Monday, May 5, 2008
Ukpwa. 9km from Wum, up past GBSS [Govt. Bilingual Secondary School]. 1000cfa moto-taxi ride. very scenic route. again, open grassland... well, in this case just “opening” out into distant hills and valleys. i say just opening because there are trees planted along the road. farms and houses, as well. but that’s all left behind after a short while and it stars to open up into pasture land.
we stopped along the road a couple of times to greet people from the village; folks traveling to Bamenda and some elders waiting for the DO [Divisional Officer or Prefet]. he was supposed to come out and see “native” farmers encroaching on pasture land but he never showed.
the village is relatively new and modern... as modern as a rural village can be, i suppose. there’s been much in the way of development work done out there. the people are survivors of the Lake Nyos disaster so they were resettled in Ukpwa (and a number of other villages) about 13 years ago.
i imagine they got international funding for relief efforts... Mu’aath says the government put up minimal infrastructure and "chopped" the rest. they got 66 houses, cement and zinc roofs but all unfinished. a primary school. water catchment and local water system... rain sourced, of course. grinding mills and land. much land. cattle too, i guess.
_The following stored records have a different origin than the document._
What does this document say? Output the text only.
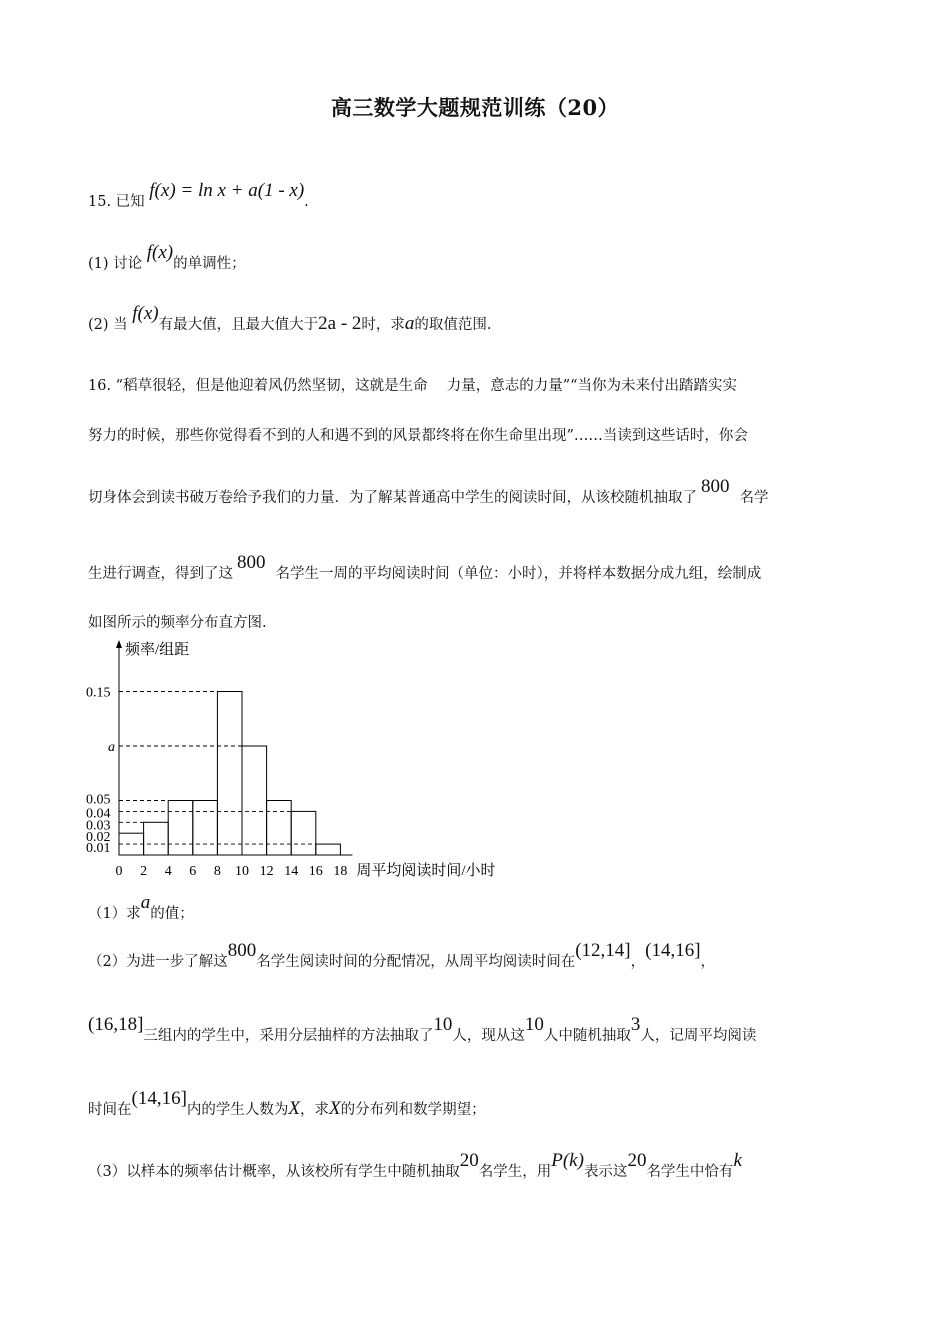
高三数学大题规范训练（20）
15. 已知 f(x) = ln x + a(1 - x).
(1) 讨论 f(x)的单调性；
(2) 当 f(x)有最大值，且最大值大于2a - 2时，求a的取值范围.
16. “稻草很轻，但是他迎着风仍然坚韧，这就是生命　 力量，意志的力量”“当你为未来付出踏踏实实
努力的时候，那些你觉得看不到的人和遇不到的风景都终将在你生命里出现”……当读到这些话时，你会
切身体会到读书破万卷给予我们的力量．为了解某普通高中学生的阅读时间，从该校随机抽取了800名学
生进行调查，得到了这800名学生一周的平均阅读时间（单位：小时），并将样本数据分成九组，绘制成
如图所示的频率分布直方图.
频率/组距
周平均阅读时间/小时
0.15
a
0.05
0.04
0.03
0.02
0.01
0 2 4 6 8 10 12 14 16 18
（1）求a的值；
（2）为进一步了解这800名学生阅读时间的分配情况，从周平均阅读时间在(12,14]，(14,16]，
(16,18]三组内的学生中，采用分层抽样的方法抽取了10人，现从这10人中随机抽取3人，记周平均阅读
时间在(14,16]内的学生人数为X，求X的分布列和数学期望；
（3）以样本的频率估计概率，从该校所有学生中随机抽取20名学生，用P(k)表示这20名学生中恰有k
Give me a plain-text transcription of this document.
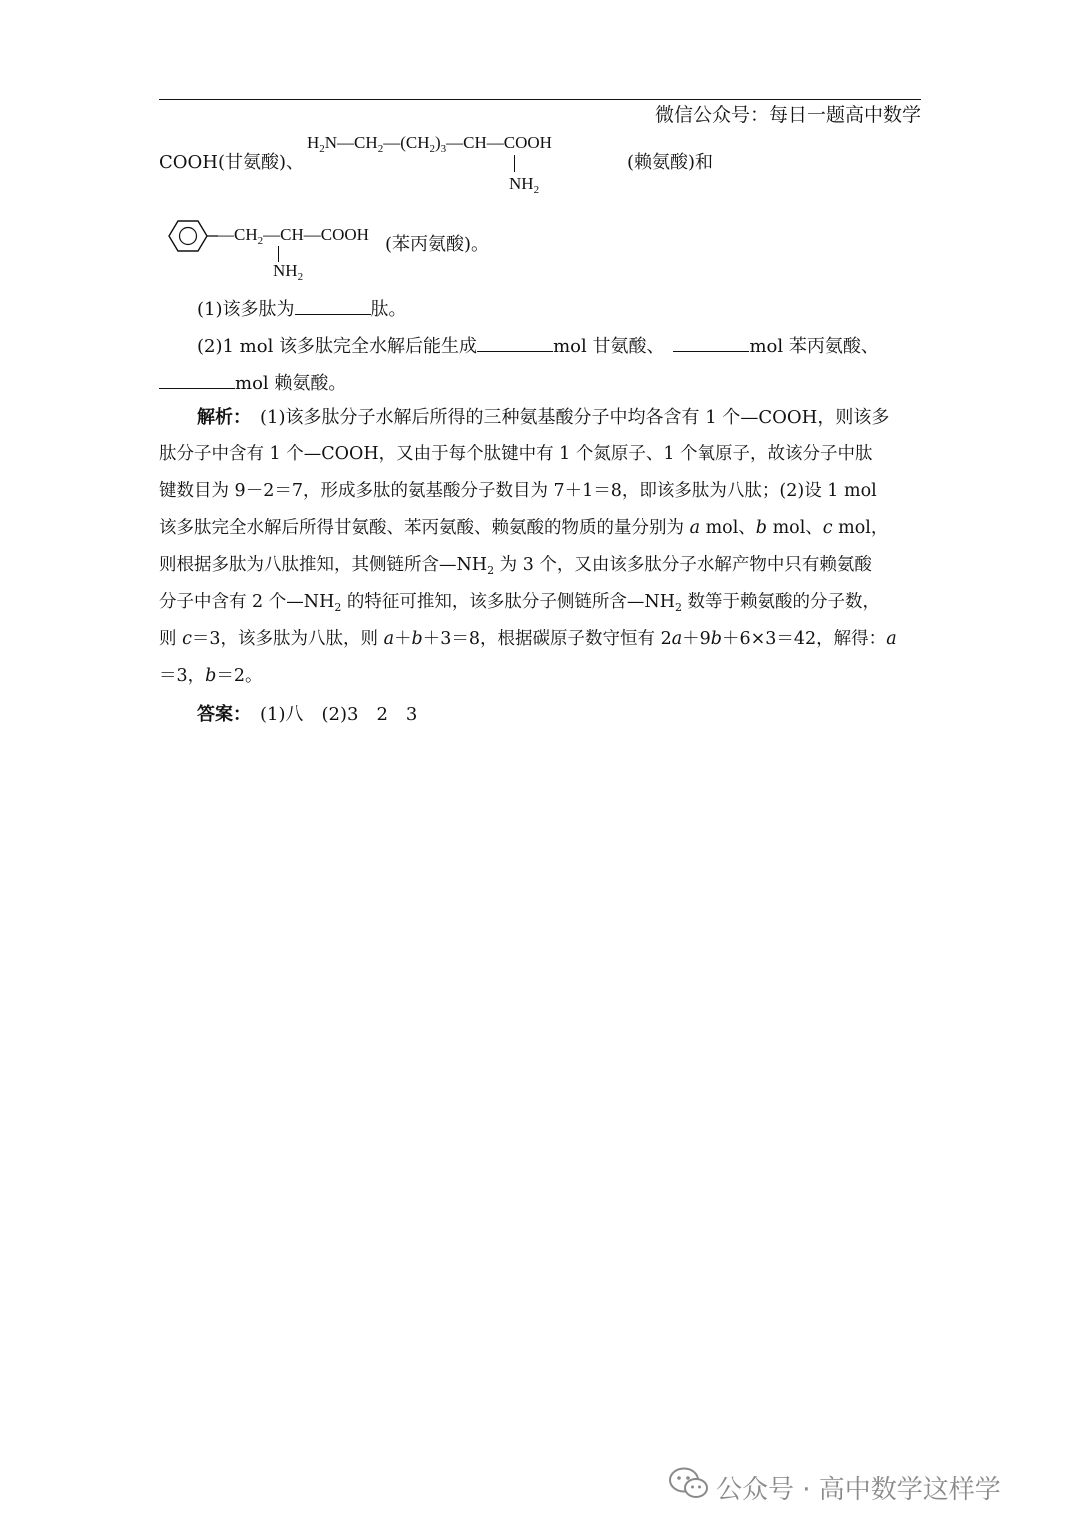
微信公众号：每日一题高中数学
COOH(甘氨酸)、
$H_2N—CH_2—(CH_2)_3—CH—COOH$
$NH_2$
(赖氨酸)和
$—CH_2—CH—COOH$
$NH_2$
(苯丙氨酸)。
(1)该多肽为	肽。
(2)1 mol 该多肽完全水解后能生成	mol 甘氨酸、　	mol 苯丙氨酸、
mol 赖氨酸。
解析：　 (1)该多肽分子水解后所得的三种氨基酸分子中均各含有 1 个—COOH，则该多
肽分子中含有 1 个—COOH，又由于每个肽键中有 1 个氮原子、1 个氧原子，故该分子中肽
键数目为 9－2＝7，形成多肽的氨基酸分子数目为 7＋1＝8，即该多肽为八肽；(2)设 1 mol
该多肽完全水解后所得甘氨酸、苯丙氨酸、赖氨酸的物质的量分别为 a mol、b mol、c mol，
则根据多肽为八肽推知，其侧链所含$—NH_2$ 为 3 个，又由该多肽分子水解产物中只有赖氨酸
分子中含有 2 个$—NH_2$ 的特征可推知，该多肽分子侧链所含$—NH_2$ 数等于赖氨酸的分子数，
则 c＝3，该多肽为八肽，则 a＋b＋3＝8，根据碳原子数守恒有 2a＋9b＋6×3＝42，解得：a
＝3，b＝2。
答案：　 (1)八　(2)3　2　3
公众号 · 高中数学这样学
they’ve also had much in the way of NGO development work. with international groups like Heifer and HELVETAS, and other local organizations. Mu’aath showed me the fields and pastures. i saw examples of animal traction. bee keeping. grass for preventing soil erosion. grass for cattle feeding. live fencing. leguminous plants. flowering plants. for fields and bees, respectively. live stock enclosures. specifically ones for vaccination. it was all very interesting. i hope all the outside input really helps.
we drank fresh milk. boiled, of course. ate fufu corn and ndjamma-ndjamma. prayed dhuhr there... in a mud-brick mosque. as the issue of farmer-grazer conflict came up (on account of the DO’s visit) i asked a little about that. Mu’aath knows his stuff in terms of the issues and actors in the local scene here.
anyhow... an enlightening visit all around. and i really enjoyed myself! i love that open grassland. i guess its the open space. the big sky... grassy green or sandy desert, they’re different but also the same. i envy the agro-forester who gets to go out into the bush like that regularly. i’m sure there’s much hard work and frustration involved. but it’s beautiful out there.